Laughter is timeless. Imagination has no age. And dreams are forever. – Walt Disney
One of the things that always surprises me about my children is their ability to recall even the tiniest details about an experience, which reinforces within me the importance of making memories with them. We are fortunate to live close to the Disneyland Resort, so many of the afternoons throughout the year are spent immersed within the magic of the park. Disney was so much a part of my growing up that I wanted to give my children the same experiences.
I can’t walk inside the park without thinking about all of the memories we shared as a family, and yet, the excitement of something new is never far away. Last week, Mickey and the Magical Map premiered for the first time to audiences at Disneyland Park. The show, which has taken up permanent residence in the newly remodeled Fantasyland Theatre, represents a return back to storytelling.
We get to touch people at the very core of their emotions. We want people to get lost in the story of “Mickey and the Magical Map.” – Kevin Eld, Head of Walt Disney Imagineering Creative Entertainment.
Mickey Mouse, best known for being funny, friendly, adventurous, and imaginative, reveals his mischievous side in his timeless role as the sorcerer’s apprentice. I remember my mother reading the story of Walt Disney’s The Sorcerer’s Apprentice, so immediately I felt a wave of nostalgia as the show began. As Sorcerer Yen Sid directs his Mapmakers to paint a magical map, capable of taking dreamers on adventurers as great as their imagination, Mickey lets his curiosity take control. When he attempts to paint the sole unfinished spot on this glorious map, which spans the length and breadth of the stage, his adventures begin as he enters familiar worlds, brought to life by music, color, and our favorite Disney Characters.

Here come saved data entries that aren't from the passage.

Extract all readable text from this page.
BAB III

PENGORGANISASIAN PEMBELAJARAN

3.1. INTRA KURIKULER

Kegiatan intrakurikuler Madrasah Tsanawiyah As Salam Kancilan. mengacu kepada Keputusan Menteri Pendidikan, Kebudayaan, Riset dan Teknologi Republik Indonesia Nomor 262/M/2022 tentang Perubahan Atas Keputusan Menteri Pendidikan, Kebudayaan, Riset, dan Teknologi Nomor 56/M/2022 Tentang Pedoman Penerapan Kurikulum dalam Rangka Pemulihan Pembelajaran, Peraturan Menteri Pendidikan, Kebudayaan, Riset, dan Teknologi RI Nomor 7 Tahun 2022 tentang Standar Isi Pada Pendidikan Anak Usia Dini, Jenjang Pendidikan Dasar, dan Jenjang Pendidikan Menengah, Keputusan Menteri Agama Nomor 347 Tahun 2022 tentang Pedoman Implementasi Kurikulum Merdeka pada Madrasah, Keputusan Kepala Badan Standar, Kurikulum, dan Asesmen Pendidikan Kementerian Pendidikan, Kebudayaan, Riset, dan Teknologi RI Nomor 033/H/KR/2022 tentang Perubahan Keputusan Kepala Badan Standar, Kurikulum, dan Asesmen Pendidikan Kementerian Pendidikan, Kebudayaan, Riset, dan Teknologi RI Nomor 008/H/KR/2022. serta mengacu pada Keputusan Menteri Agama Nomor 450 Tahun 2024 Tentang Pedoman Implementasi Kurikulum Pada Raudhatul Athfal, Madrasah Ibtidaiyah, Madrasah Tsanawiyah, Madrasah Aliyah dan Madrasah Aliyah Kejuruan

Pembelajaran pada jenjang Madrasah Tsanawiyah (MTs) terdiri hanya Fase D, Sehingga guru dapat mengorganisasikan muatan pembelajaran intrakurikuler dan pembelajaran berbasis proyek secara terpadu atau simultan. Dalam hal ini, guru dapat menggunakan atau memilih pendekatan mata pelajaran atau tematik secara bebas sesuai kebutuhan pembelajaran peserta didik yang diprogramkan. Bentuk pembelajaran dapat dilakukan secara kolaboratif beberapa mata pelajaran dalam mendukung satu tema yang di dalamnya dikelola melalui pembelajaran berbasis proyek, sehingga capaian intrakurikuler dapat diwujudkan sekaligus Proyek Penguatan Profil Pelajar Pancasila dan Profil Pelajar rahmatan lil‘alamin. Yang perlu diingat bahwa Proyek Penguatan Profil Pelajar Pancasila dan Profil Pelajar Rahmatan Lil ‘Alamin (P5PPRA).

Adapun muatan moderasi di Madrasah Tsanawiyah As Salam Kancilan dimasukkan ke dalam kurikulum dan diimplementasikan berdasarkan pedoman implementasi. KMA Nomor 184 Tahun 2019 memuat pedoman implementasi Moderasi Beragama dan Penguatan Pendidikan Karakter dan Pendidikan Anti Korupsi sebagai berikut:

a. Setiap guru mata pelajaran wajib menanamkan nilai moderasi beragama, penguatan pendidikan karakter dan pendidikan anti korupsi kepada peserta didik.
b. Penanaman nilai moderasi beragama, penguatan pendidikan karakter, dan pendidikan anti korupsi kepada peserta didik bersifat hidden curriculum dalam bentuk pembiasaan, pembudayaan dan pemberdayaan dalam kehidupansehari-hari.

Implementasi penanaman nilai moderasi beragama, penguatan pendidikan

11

Mickey first encounters King Louie from The Jungle Book where they explore the Adventure Islands to cool, swinging tunes. Both Mickey and King Louie are played by costumed actors with moving eyes and mouths to give these characters life. And the fact that the performers use paint buckets as drums really showcases the thought and innovation that went into this production.
Mickey’s next adventure brings him to Dream Village where he gleans inspiration from Pocahontas, Mulan, Rapunzel and Flynn Rider. Their Glee-like medley is beautiful and captures the heart of these 3 stories.
From there, the mood lightens and Mickey finds himself diving into Celebration Peaks for an underwater venture with Sebastian.
The show closes with Tiana and her friends in a jubilant, celebratory last number.
With contemporary choreography, brand new arrangements of classic songs, and an interactive map that brings guests into the story in a way that has never been done before, Mickey and the Magical Map will appeal to a broad audience. The show is warm, vibrant, and whimsical. I personally love the tie to some of my favorite Disney characters and the stories that touched us as a family.
As with each Disney story, the message is simple and inspires us to continue pursuing our dreams. That unfinished spot is symbolic of our imagination…
As long as there’s imagination left in the world, there are always new places to go, new dreams to have, new journeys to pursue. – Michael Jung, Theatrical Development Executive
Mickey and the Magical Map has a running time of 22 minutes and will perform 5 days a week at the New Fantasyland Theatre. For showtimes, be sure to check the Entertainment Schedule online or at the park.
No compensation was received for this post. I attended a media preview event which facilitated the writing of this post.